“It’s a sensation, you have to feel it. Don’t try, don’t plan or prepare, feel.” When I make a dish or make love, I allow myself uninhibited freedom to feel the passion of creating deliciousness. Passion is an unmistakable feeling of enthusiasm, and if there is one food that can excite, it is the chili pepper. My chili verde is a bold sensual dish made of simple ingredients that fire the blood and satisfy the heart.
The fire from chili peppers comes from the ribs and seeds. This intensity is attributed to the mood enhancing chemical stimulant capsaicin which triggers a release of endorphins. This warming quality mimics our body’s sexual stimulation responses. It increases our heart rate and dilates our blood vessels which improve blood flow to the organs that heat things up in the bed room.
In the romantic comedy, “Woman on Top”, the beautiful chef Isabella played by Penelope Cruz makes the aphrodisiacal power of chili peppers obvious. She has an extraordinary gift to melt the heart and palates of men through cooking with chili peppers. Her fiery seafood stew releases a hypnotic aroma that penetrates the libido of every male within its reach. The shining fact is that her passion releases an aura that is irresistible. I’d like to say that the same is true of my chili verde.
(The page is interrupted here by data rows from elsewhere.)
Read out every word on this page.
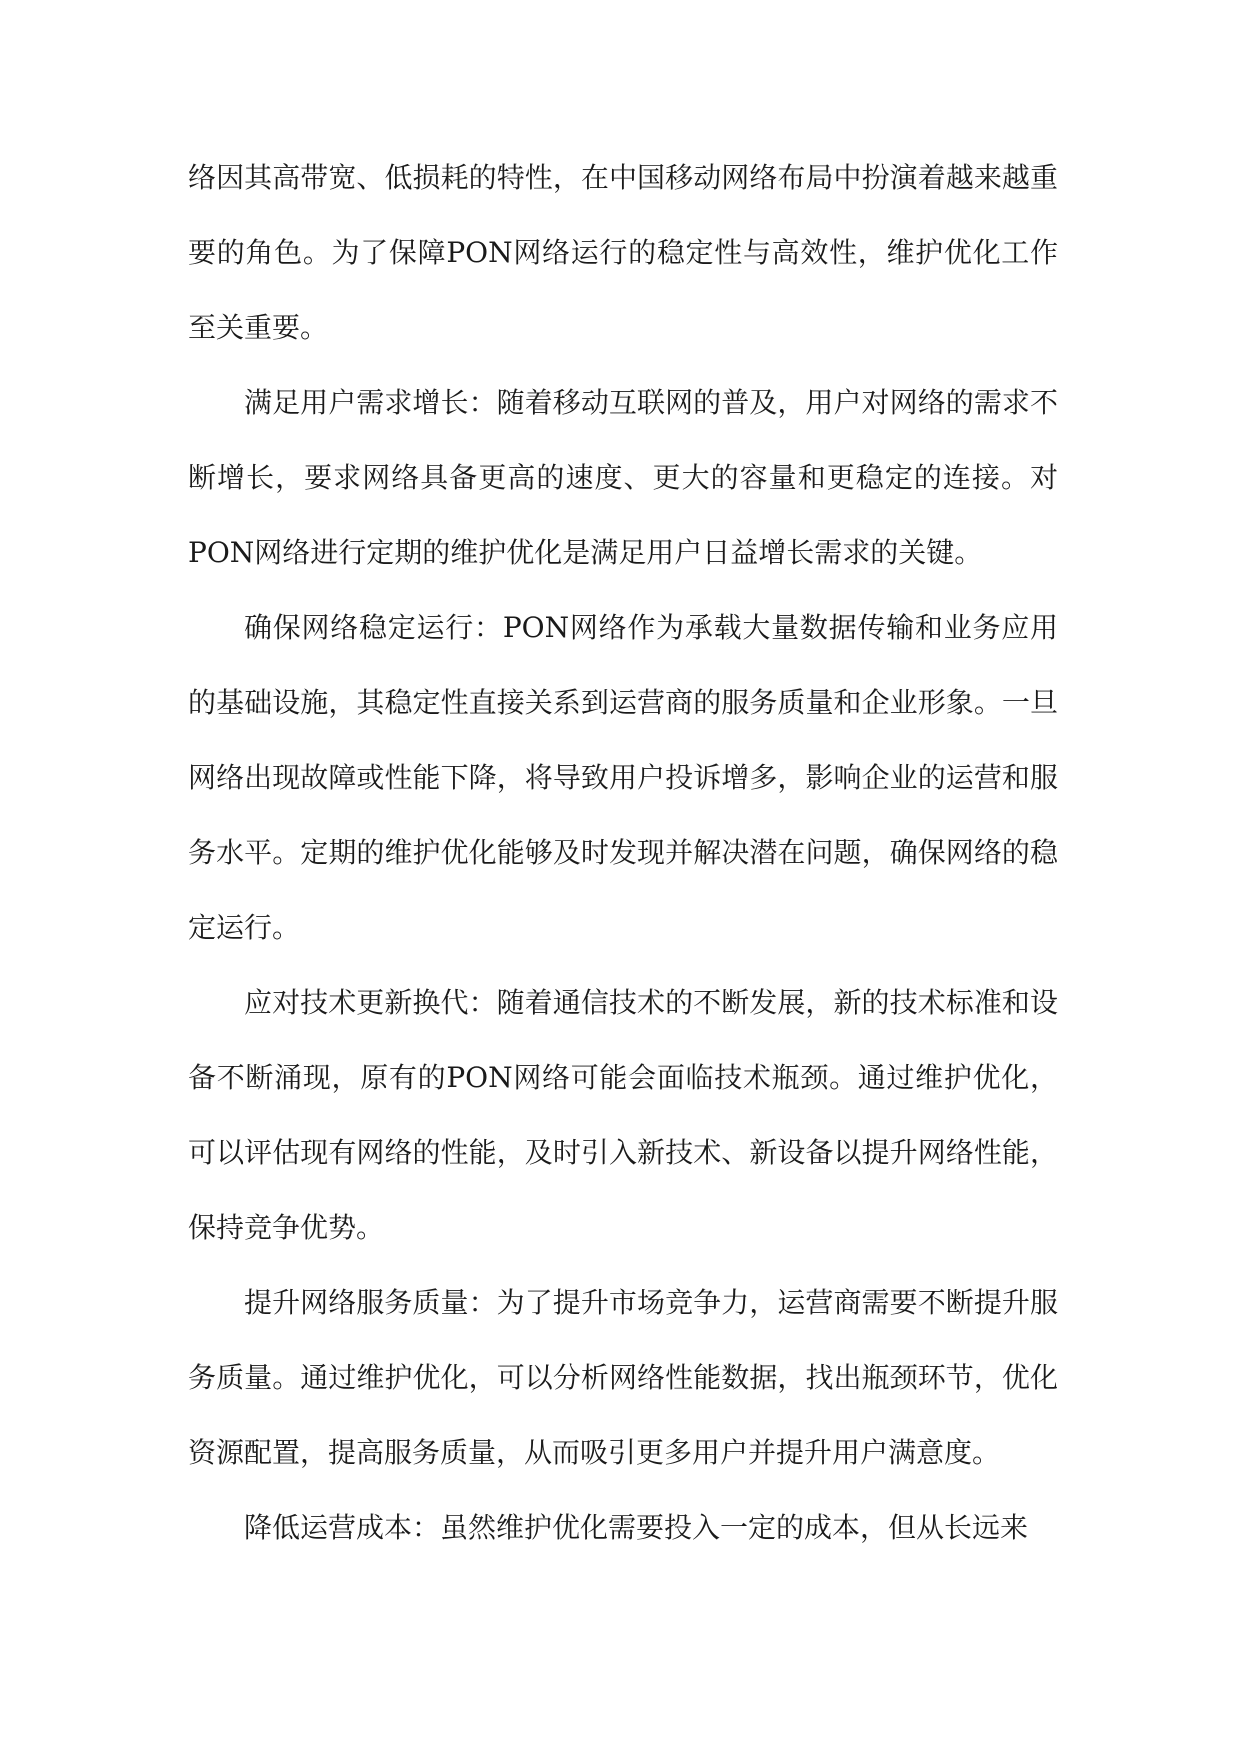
络因其高带宽、低损耗的特性，在中国移动网络布局中扮演着越来越重要的角色。为了保障PON网络运行的稳定性与高效性，维护优化工作至关重要。

满足用户需求增长：随着移动互联网的普及，用户对网络的需求不断增长，要求网络具备更高的速度、更大的容量和更稳定的连接。对PON网络进行定期的维护优化是满足用户日益增长需求的关键。

确保网络稳定运行：PON网络作为承载大量数据传输和业务应用的基础设施，其稳定性直接关系到运营商的服务质量和企业形象。一旦网络出现故障或性能下降，将导致用户投诉增多，影响企业的运营和服务水平。定期的维护优化能够及时发现并解决潜在问题，确保网络的稳定运行。

应对技术更新换代：随着通信技术的不断发展，新的技术标准和设备不断涌现，原有的PON网络可能会面临技术瓶颈。通过维护优化，可以评估现有网络的性能，及时引入新技术、新设备以提升网络性能，保持竞争优势。

提升网络服务质量：为了提升市场竞争力，运营商需要不断提升服务质量。通过维护优化，可以分析网络性能数据，找出瓶颈环节，优化资源配置，提高服务质量，从而吸引更多用户并提升用户满意度。

降低运营成本：虽然维护优化需要投入一定的成本，但从长远来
Honey L’Amour, a Culinary Seductress
P.S. Ms. Penelope Cruz is named the sexiest woman alive in November’s issue of Esquire. If it’s true that we are what we eat, maybe the consumption of chili peppers in her role as Isabella had something to do with this recognition 😉
Hot Stuff Chili Verde
- 16 ounces of canned green chili peppers or fresh roasted Anaheim chili peppers, chopped
- 1 fresh jalapeno diced, seeded
- 8 ounces of canned diced tomatoes
- 1 white onion, diced
- 3 garlic cloves, diced
- 2 pounds of pork shoulder, cubed
- 24 ounces of chicken broth
- Spices: garlic powder, white ground pepper, onion powder, and salt to taste
The last and most important ingredient is to share it with someone special; it always improves the flavor of the dish. ♥
In a stock pot, sautee the onions and garlic and then add the seasoned pork shoulder cubes and brown. Add the green chili peppers, jalapenos, tomatoes and chicken broth and simmer for a couples of hours. Serve steaming hot with warm tortillas and Dos Equis beer.